Travel date: October 5, 2019
Name of Meeting/Event/Activity: One week educational Visit to “Our Ladies Hospice”
Origin: Sparta, Greece / Destination: Dublin, Ireland
I had the chance to closely observe the provision of palliative care by all professionals and most especially by the physiotherapists in all settings, e.g. home care, day center, day hospice, inpatient unit and long term facility, as well as the chance to see the special equipment used for physiotherapy.
This observation helped me identify and improve the common technics we also use in our Palliative Care Unit called “GALILEE”, mainly in respiratory management, enhancing technics for standing up and mobilization of patients and to get familiar with new ones, such as the aquatic physiotherapy and the technics for treating lymphedema.

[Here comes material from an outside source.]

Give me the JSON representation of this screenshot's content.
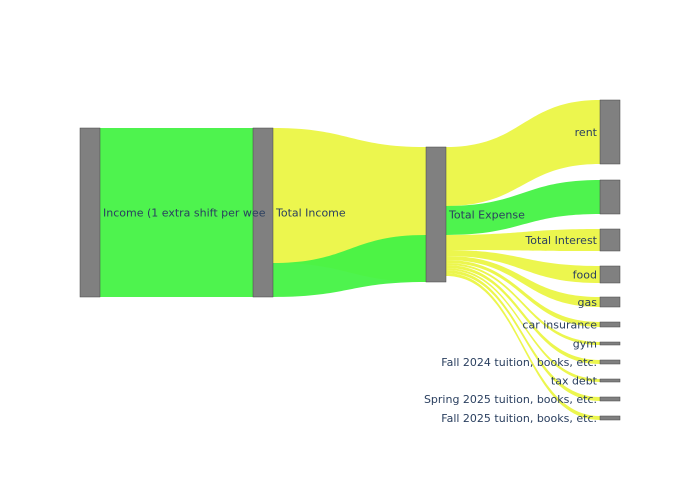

In cooperation with the Administration of the Palliative Care Unit I work for, we plan to create a dedicated space for physiotherapy, equipped with some of the special equipment I got familiar with in the Hospice in Dublin. Moreover, we will try some group physiotherapy activities in the Day Center and in this dedicated space, which will be a new service for our patients. Some new tools for assessing the needs of the patients and the results of the interventions will also be introduced in our daily practice. I will also propose some new sessions for the educational program of the interdisciplinary team, in which I participated during my visit in the Hospice in Dublin.
No comment.
“GALILEE” Palliative Care Unit is the sole unit in Greece providing comprehensive palliative care services to adult patients. The services are addressed, free of charge, to cancer patient and patients with ALS. The Home Care team has been operating since 2010, the Day Care activities started in 2011 and in January 2018 the in-patient unit began to receive patients, coming from the whole region of Athens and its outskirts. Physiotherapy has been available to patients since 2013. Palliative Care is quite new service for Greece and one of the biggest challenges is to raise awareness to patients in need, to health care professionals, to the general public and to the State. We believe that one of the most powerful means for raising awareness and advocating is the quality of the services provided. The specific scholarship gave me the opportunity to learn from the experience and technics of the physiotherapists and other professionals working in “Our Ladies Hospice” and this knowledge will help me improve the quality of the services that we provide to our patients.